Privacy-preserving Machine Learning through Data Obfuscation

TL;DR

This paper introduces a data obfuscation method that adds noise to training data, enabling privacy-preserving machine learning without significantly sacrificing model accuracy, and effectively defending against privacy attacks.

Contribution

A novel, generic data obfuscation technique that protects training data privacy while maintaining high model accuracy in machine learning applications.

Findings

Effective against four types of privacy attacks

Negligible impact on model accuracy

Applicable to various datasets and models

Abstract

As machine learning becomes a practice and commodity, numerous cloud-based services and frameworks are provided to help customers develop and deploy machine learning applications.

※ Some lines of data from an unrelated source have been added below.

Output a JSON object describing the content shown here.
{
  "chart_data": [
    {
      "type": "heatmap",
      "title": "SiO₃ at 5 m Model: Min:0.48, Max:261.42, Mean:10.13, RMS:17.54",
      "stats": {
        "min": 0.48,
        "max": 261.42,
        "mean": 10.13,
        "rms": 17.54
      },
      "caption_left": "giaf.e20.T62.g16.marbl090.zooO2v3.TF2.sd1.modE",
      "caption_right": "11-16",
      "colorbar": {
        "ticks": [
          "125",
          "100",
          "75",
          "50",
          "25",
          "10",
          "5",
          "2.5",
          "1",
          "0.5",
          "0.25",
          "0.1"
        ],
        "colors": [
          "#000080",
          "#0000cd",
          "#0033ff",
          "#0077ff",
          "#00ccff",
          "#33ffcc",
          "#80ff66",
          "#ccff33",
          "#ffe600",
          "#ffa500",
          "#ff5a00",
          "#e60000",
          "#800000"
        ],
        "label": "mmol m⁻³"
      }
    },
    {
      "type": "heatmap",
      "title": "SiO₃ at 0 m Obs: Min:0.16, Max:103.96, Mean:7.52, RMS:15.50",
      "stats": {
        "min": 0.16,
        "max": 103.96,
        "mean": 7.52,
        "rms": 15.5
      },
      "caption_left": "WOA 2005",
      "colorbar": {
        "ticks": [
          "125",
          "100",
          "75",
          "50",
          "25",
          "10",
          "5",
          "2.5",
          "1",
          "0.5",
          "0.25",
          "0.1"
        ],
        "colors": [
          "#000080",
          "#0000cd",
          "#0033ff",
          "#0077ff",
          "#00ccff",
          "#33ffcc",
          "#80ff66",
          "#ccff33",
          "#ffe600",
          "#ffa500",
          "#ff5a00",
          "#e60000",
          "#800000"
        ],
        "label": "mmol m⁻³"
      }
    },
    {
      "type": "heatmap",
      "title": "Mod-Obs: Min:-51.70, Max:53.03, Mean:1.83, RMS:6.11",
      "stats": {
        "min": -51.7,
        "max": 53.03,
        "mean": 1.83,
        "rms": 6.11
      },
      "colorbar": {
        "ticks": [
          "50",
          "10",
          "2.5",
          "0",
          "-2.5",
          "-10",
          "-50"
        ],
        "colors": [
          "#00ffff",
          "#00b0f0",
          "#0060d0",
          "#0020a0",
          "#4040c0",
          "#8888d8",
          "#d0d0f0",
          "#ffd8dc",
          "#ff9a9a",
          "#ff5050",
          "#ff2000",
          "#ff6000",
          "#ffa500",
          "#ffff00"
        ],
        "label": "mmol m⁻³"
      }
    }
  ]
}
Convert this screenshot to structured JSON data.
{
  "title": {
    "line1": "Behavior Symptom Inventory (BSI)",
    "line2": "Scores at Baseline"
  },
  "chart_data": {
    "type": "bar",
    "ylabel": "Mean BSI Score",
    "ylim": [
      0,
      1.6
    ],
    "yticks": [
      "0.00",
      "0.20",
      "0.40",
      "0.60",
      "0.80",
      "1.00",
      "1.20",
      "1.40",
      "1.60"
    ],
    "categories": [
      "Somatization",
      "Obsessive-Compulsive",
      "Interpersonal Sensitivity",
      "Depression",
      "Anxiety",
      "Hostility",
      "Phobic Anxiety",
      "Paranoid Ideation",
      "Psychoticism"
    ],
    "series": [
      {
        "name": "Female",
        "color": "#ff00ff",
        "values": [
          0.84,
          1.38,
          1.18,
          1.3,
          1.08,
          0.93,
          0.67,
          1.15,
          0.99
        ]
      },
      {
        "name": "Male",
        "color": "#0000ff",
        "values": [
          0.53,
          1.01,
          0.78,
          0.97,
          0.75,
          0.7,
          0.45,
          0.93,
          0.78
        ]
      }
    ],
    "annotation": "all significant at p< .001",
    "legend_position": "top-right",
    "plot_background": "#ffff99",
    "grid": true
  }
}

While it is prevalent to outsource model training and serving tasks in the cloud, it is important to protect the privacy of sensitive samples in the training dataset and prevent information leakage to untrusted third parties. Past work have shown that a malicious machine learning service provider or end user can easily extract critical information about the training samples, from the model parameters or even just model outputs. In this paper, we propose a novel and generic methodology to preserve the privacy of training data in machine learning applications. Specifically we introduce an obfuscate function and apply it to the training data before feeding them to the model training task. This function adds random noise to existing samples, or augments the dataset with new samples. By doing so sensitive information about the properties of individual samples, or statistical properties of a group of samples, is hidden. Meanwhile the model trained from the obfuscated dataset can still achieve high accuracy. With this approach, the customers can safely disclose the data or models to third-party providers or end users without the need to worry about data privacy. Our experiments show that this approach can effective defeat four existing types of machine learning privacy attacks at negligible accuracy cost.